Une « troisième voie » arabe

Par Daoud KUTTAB

Durant toute la période postcoloniale, les pays arabes ont systématiquement échoué à produire un régime politique efficace, sans même parler d’un régime démocratique. Aujourd’hui après un demi-siècle de rivalité entre les dictatures militaires ou royales et les régimes militants islamistes, de nombreux Arabes cherchent encore une « troisième voie » : un chemin vers une forme crédible de démocratie représentative. Mais leurs efforts s’avéreront-ils aussi futiles à présent que par le passé ?
Le Moyen-Orient, qui doit son nom à sa position géographique entre l’Europe et l’Extrême-Orient, a été sous régime ottoman pendant 400 ans jusqu’à ce que les Alliés, ayant vaincu les Ottomans durant la Première Guerre mondiale, divisent la région en entités politiques distinctes qui, aux termes de l’accord Sykes-Picot, ont fait partie des sphères d’influence attribuées au Royaume-Uni et à la France. Mais en réponse à ces nouvelles divisions, un réveil arabe s’est produit, né du panarabisme et du soutien de la Palestine.
De jeunes militaires charismatiques, des chefs d’État devenus dictateurs comme Gamal Abdel Nasser en Égypte, Saddam Hussein en Irak, Mouammar Kadhafi en Libye, Ali Abdallah Saleh au Yémen et Hafez el-Assad en Syrie, ont utilisé ces causes populaires pour gagner le soutien de l’opinion publique. Mais leur échec à améliorer les conditions de vie de leurs citoyens, ainsi que la critique des idéologies de gauche suite à l’effondrement de l’Union soviétique, ont favorisé l’émergence d’un mouvement rival : l’islam politique.
Les Frères musulmans, établis dans la ville égyptienne d’Ismaïlia en 1928 et au réseau de partisans le plus ancien, le mieux organisé et le plus étendu, ont été (et sont toujours) dédaignés par les Arabes laïcs et par les monarchies arabes. En effet, les dictateurs laïcs se sont efforcés de supprimer les Frères musulmans à chaque occasion, souvent violemment comme quand Assad a impitoyablement écrasé un soulèvement mené par les Frères musulmans à Hama en 1982.
Forcés d’opérer clandestinement, les Frères musulmans ont établi l’essentiel de leur aide sur un ordre du jour social centré sur les besoins des pauvres, tout en renforçant régulièrement leurs liens avec la communauté islamique, employant même le devoir de la zakat (contribution financière annuelle aux causes religieuses) pour renforcer leur réseau social. Les Frères musulmans se sont préparés, avec l’aide d’une société conservatrice et des mosquées, à prendre le pouvoir à chaque fois que l’occasion se présentait.
Un autre mouvement islamiste, le Front islamique du salut en Algérie, a presque eu une occasion de ce genre en 1991, en remportant le premier tour des élections législatives.

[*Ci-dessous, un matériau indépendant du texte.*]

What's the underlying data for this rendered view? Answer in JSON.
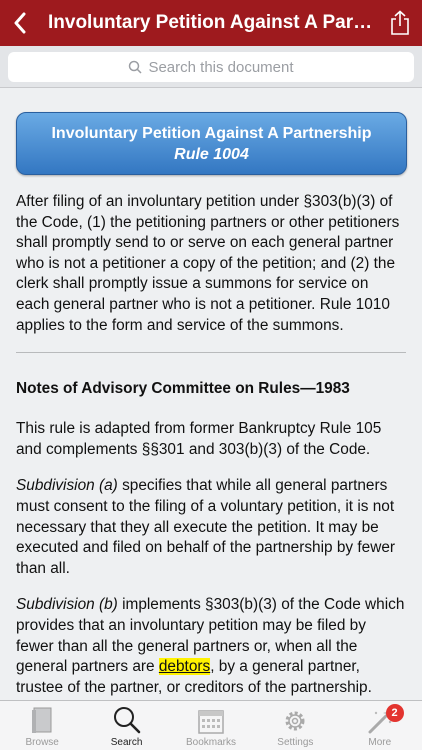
{
  "navbar": {
    "title": "Involuntary Petition Against A Partnership",
    "back_icon": "chevron-left-icon",
    "share_icon": "share-icon"
  },
  "search": {
    "placeholder": "Search this document"
  },
  "rule_button": {
    "title": "Involuntary Petition Against A Partnership",
    "rule": "Rule 1004"
  },
  "body": {
    "rule_text": "After filing of an involuntary petition under §303(b)(3) of the Code, (1) the petitioning partners or other petitioners shall promptly send to or serve on each general partner who is not a petitioner a copy of the petition; and (2) the clerk shall promptly issue a summons for service on each general partner who is not a petitioner. Rule 1010 applies to the form and service of the summons.",
    "notes_heading": "Notes of Advisory Committee on Rules—1983",
    "note_intro": "This rule is adapted from former Bankruptcy Rule 105 and complements §§301 and 303(b)(3) of the Code.",
    "sub_a_label": "Subdivision (a)",
    "sub_a_text": " specifies that while all general partners must consent to the filing of a voluntary petition, it is not necessary that they all execute the petition. It may be executed and filed on behalf of the partnership by fewer than all.",
    "sub_b_label": "Subdivision (b)",
    "sub_b_text": " implements §303(b)(3) of the Code which provides that an involuntary petition may be filed by fewer than all the general partners or, when all the general partners are ",
    "sub_b_highlight": "debtors",
    "sub_b_text_end": ", by a general partner, trustee of the partner, or creditors of the partnership."
  },
  "tabs": [
    {
      "label": "Browse",
      "icon": "book-icon"
    },
    {
      "label": "Search",
      "icon": "magnifier-icon"
    },
    {
      "label": "Bookmarks",
      "icon": "calendar-icon"
    },
    {
      "label": "Settings",
      "icon": "gear-icon"
    },
    {
      "label": "More",
      "icon": "magic-wand-icon",
      "badge": "2"
    }
  ],
  "colors": {
    "navbar": "#9e1a1e",
    "button": "#3f82ce",
    "highlight": "#fff200"
  }
}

Mais les militaires ont empêché sa victoire en annulant le deuxième tour, ce qui a déclenché une violente guerre civile de huit ans, au cours de laquelle près de 200 000 personnes sont mortes. Le Hamas de Palestine, une ramification des Frères musulmans, a remporté les élections de 2006, mais a échoué depuis à appliquer une gouvernance crédible.

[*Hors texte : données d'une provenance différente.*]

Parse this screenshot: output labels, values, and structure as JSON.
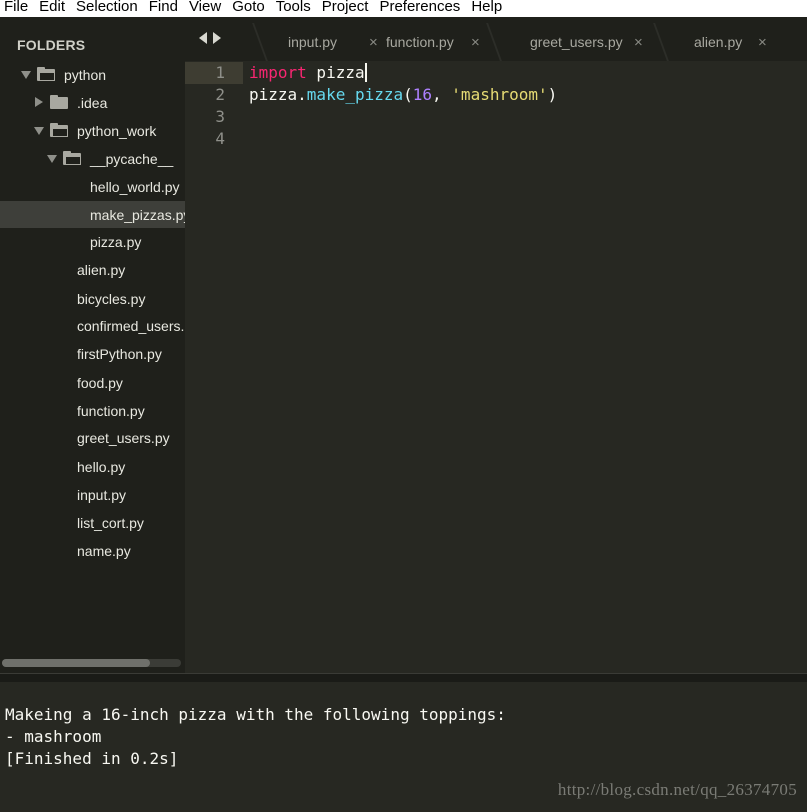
{
  "menu": [
    "File",
    "Edit",
    "Selection",
    "Find",
    "View",
    "Goto",
    "Tools",
    "Project",
    "Preferences",
    "Help"
  ],
  "sidebar": {
    "header": "FOLDERS",
    "tree": [
      {
        "label": "python",
        "type": "folder",
        "state": "open"
      },
      {
        "label": ".idea",
        "type": "folder",
        "state": "closed"
      },
      {
        "label": "python_work",
        "type": "folder",
        "state": "open"
      },
      {
        "label": "__pycache__",
        "type": "folder",
        "state": "open"
      },
      {
        "label": "hello_world.py",
        "type": "file"
      },
      {
        "label": "make_pizzas.py",
        "type": "file",
        "selected": true
      },
      {
        "label": "pizza.py",
        "type": "file"
      },
      {
        "label": "alien.py",
        "type": "file"
      },
      {
        "label": "bicycles.py",
        "type": "file"
      },
      {
        "label": "confirmed_users.py",
        "type": "file"
      },
      {
        "label": "firstPython.py",
        "type": "file"
      },
      {
        "label": "food.py",
        "type": "file"
      },
      {
        "label": "function.py",
        "type": "file"
      },
      {
        "label": "greet_users.py",
        "type": "file"
      },
      {
        "label": "hello.py",
        "type": "file"
      },
      {
        "label": "input.py",
        "type": "file"
      },
      {
        "label": "list_cort.py",
        "type": "file"
      },
      {
        "label": "name.py",
        "type": "file"
      }
    ]
  },
  "tabs": [
    {
      "label": "input.py",
      "close": "×"
    },
    {
      "label": "function.py",
      "close": "×"
    },
    {
      "label": "greet_users.py",
      "close": "×"
    },
    {
      "label": "alien.py",
      "close": "×"
    }
  ],
  "editor": {
    "line_numbers": [
      "1",
      "2",
      "3",
      "4"
    ],
    "line1": {
      "kw": "import",
      "rest": " pizza"
    },
    "line2": {
      "obj": "pizza.",
      "fn": "make_pizza",
      "open": "(",
      "num": "16",
      "comma": ", ",
      "str": "'mashroom'",
      "close": ")"
    }
  },
  "output": {
    "lines": [
      "Makeing a 16-inch pizza with the following toppings:",
      "- mashroom",
      "[Finished in 0.2s]"
    ]
  },
  "watermark": "http://blog.csdn.net/qq_26374705",
  "colors": {
    "keyword": "#f92672",
    "function": "#66d9ef",
    "number": "#ae81ff",
    "string": "#e6db74",
    "background": "#272822",
    "sidebar": "#1f201b"
  }
}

Puis le printemps arabe a éclaté en 2011 et a créé de nouvelles occasions de renouveau politique. En quelques mois, les partis islamistes formés par l’idéologie des Frères musulmans ont remplacé les dictateurs laïcs en Tunisie et en Égypte. Ils ont paru sur le point de gagner le Yémen et la Syrie, en grande partie parce qu’ils étaient les seuls mouvements politiques bien organisés sur place.
En outre, les Frères musulmans ont pris le contrôle de l’Égypte, le plus grand et le plus influent des pays du printemps arabe. Mais leur idéologie exclusive et rigide était peu adaptée pour gouverner un pays si grand, aux composantes si variées. En conséquence, après seulement une année au pouvoir, les militaires, soutenus par les mêmes jeunes laïcs libéraux qui s’étaient opposés à eux en 2011, ont renversé le président Mohammad Morsi. Toutefois, incapable d’organiser une alternance politique, le rejet du gouvernement islamiste par les protestataires n’aura servi qu’à remettre l’armée au pouvoir.

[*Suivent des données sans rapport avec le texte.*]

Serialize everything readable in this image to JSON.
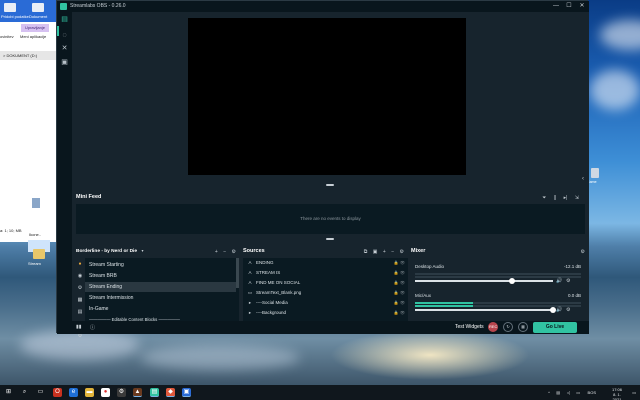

Certains prétendent que l’absence d’option libérale laïque dans la politique arabe provient de la crainte de l’islam politique. Pendant des décennies, les puissances occidentales ont soutenu les régimes militaires dans le monde arabe, en ignorant volontairement leur répression systématique des mouvements démocratiques et des droits, afin de s’assurer que les islamistes ne prennent pas le pouvoir.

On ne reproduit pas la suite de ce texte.